At the recommendation of a friend, I headed over to Lachi’s in Marfori Heights. Their pork ribs are literally touted as unforgettable. While I wouldn’t go that far by way of desciption, I admit that they were delicious, although not as tender as I would have preferred.
With a side of laing, and a second serving of rice, this was excellent comfort food, Filipino-style. Lachi’s desserts also came highly recommended, especially the sans rival, cheesecake and macarons.
The sans rival wasn’t the best, being on the dry side and lacking in buttery creaminess between the meringue layers. My favorites are still Becky’s (formerly along Xavierville Avenue, beside that horrid Meat Shop) and the eponymous Sans Rival in Dumaguete City.
The New York cheesecake fared much better, with just a hint of sourness and saltiness instead of the usual cloying sweetness. The macarons were good, considering that I didn’t expect a hole in the wall in the residential area of the city to be making them. I’d say they were on par with the weekend bazaar variety that have begun to sprout up all over Manila.
As always, the salted caramel one was my favorite. The orange macaron had a good balance of citric flavor and sweetness. And while I’m not a huge fan of peppermint, the flavor was subdued enough to not have the macaron taste like a breath mint. A good effort, and kudos to their pastry chef.
It was also my first time to try Nespresso capsules. For a P75 cup of coffee, it was excellent. I had the Fortissio Lungo, which had an intensity rating of “7”. Bold and flavorful, and whisper of acidity. It made me almost consider investing in a machine at home. Unfortunately, with the amount of coffee I drink, and in my line of work, I’m forced to go with quantity over quality.
The last meal in Davao was a Korean dinner from Manna, which was a short walk from the hotel. As we had to catch our flight out, we figured it was best not to go back into the center of the city. At a very reasonable Php 700, Sigol Bapsang, a set meal for two consisting of a gauntlet of dishes. First up was a set of six banchan (assorted appetizers, including dilis, kimchi, marinated peanuts, sweet potato, omelet and fermented spicy cucumber). The mains then poured in one by one: jap chae (sweet potato noodles), haemul pajeon (seafood and green onion pancake), jeyuk bokkeum (stir fried pork in chili sauce), kimchi jjigae (fermented cabbage and tofu stew), gyeran jjim (steamed egg casserole), as well as a breaded white fish fillet (thankfully not dory) and a tofu and mushroom soup/stew which Korean names escaped me. And of course, steamed white rices served in the usual covered metal bowls. Despite the volume, the food was quite light on the belly, and yes, it’s more than enough to satisfy two hungry people without much excess. Some friends followed and ordered dokbukki, samgyupsal and kimbap, which I had a taste of. All of the food was pretty good, and priced around the same as most Manila Korean restaurants. The crowd was mostly Korean, which meant that in Davao City, you would be hard-pressed to find authenticity and quality of the same level elsewhere. There’s a Manna Garden in Manila, which I haven’t tried. I don’t think it’s owned the same group, though.
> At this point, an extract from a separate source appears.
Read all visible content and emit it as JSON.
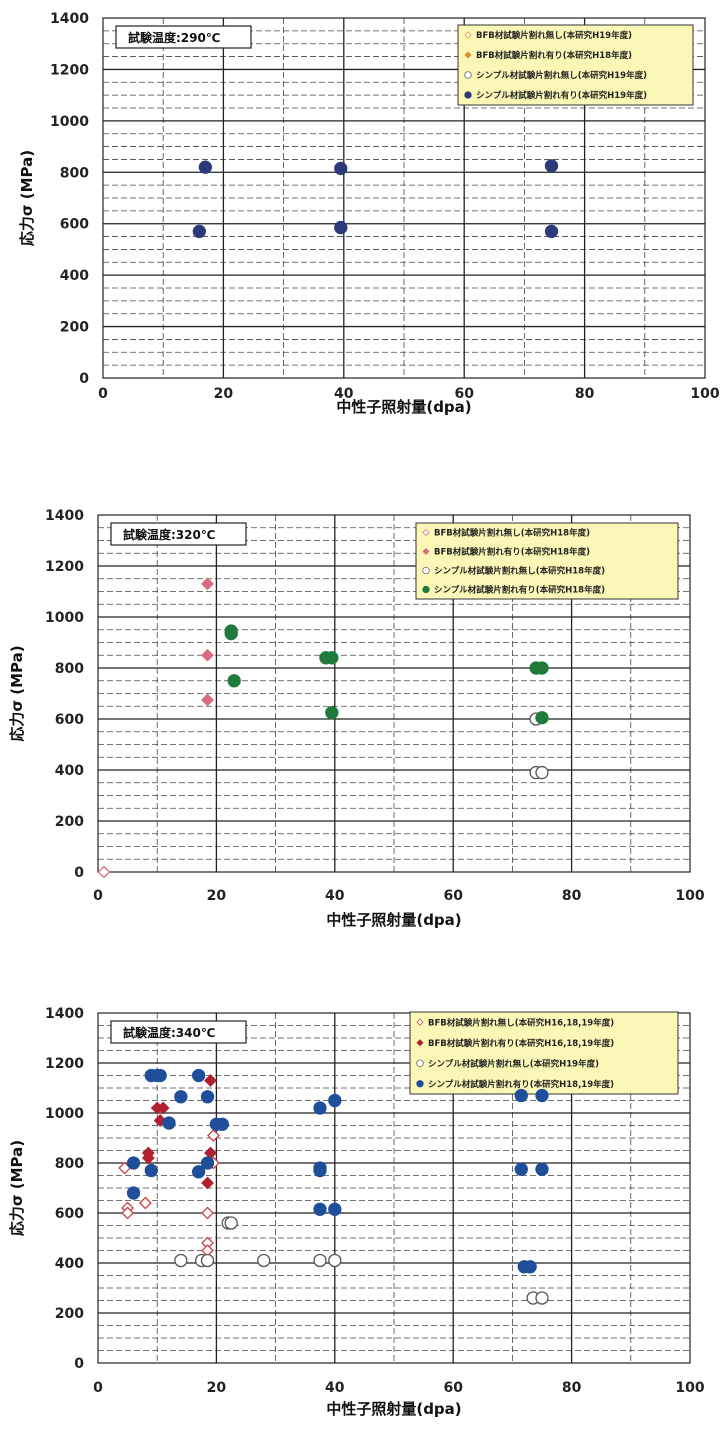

Surprisingly, the Korean meal was the least capsaicin-fueled of my trip. I discovered the Davaoeno breed of bird’s eye chili, which is shorter and rounder than the labuyo one would find in Manila. These are probably much closer to their Thai cousins than what we are familiar with up north. Needless to say, these tiny devils were immensely hot – at least twice that of the labuyo I’m used to and could chop up and eat fresh without much discomfort. The Davao chilis, however, left a lasting heat on the tongue that made me glad I was thousands of kilometers away from the nearest IPA. I wish I could get my hands on those chilis here in Manila, though.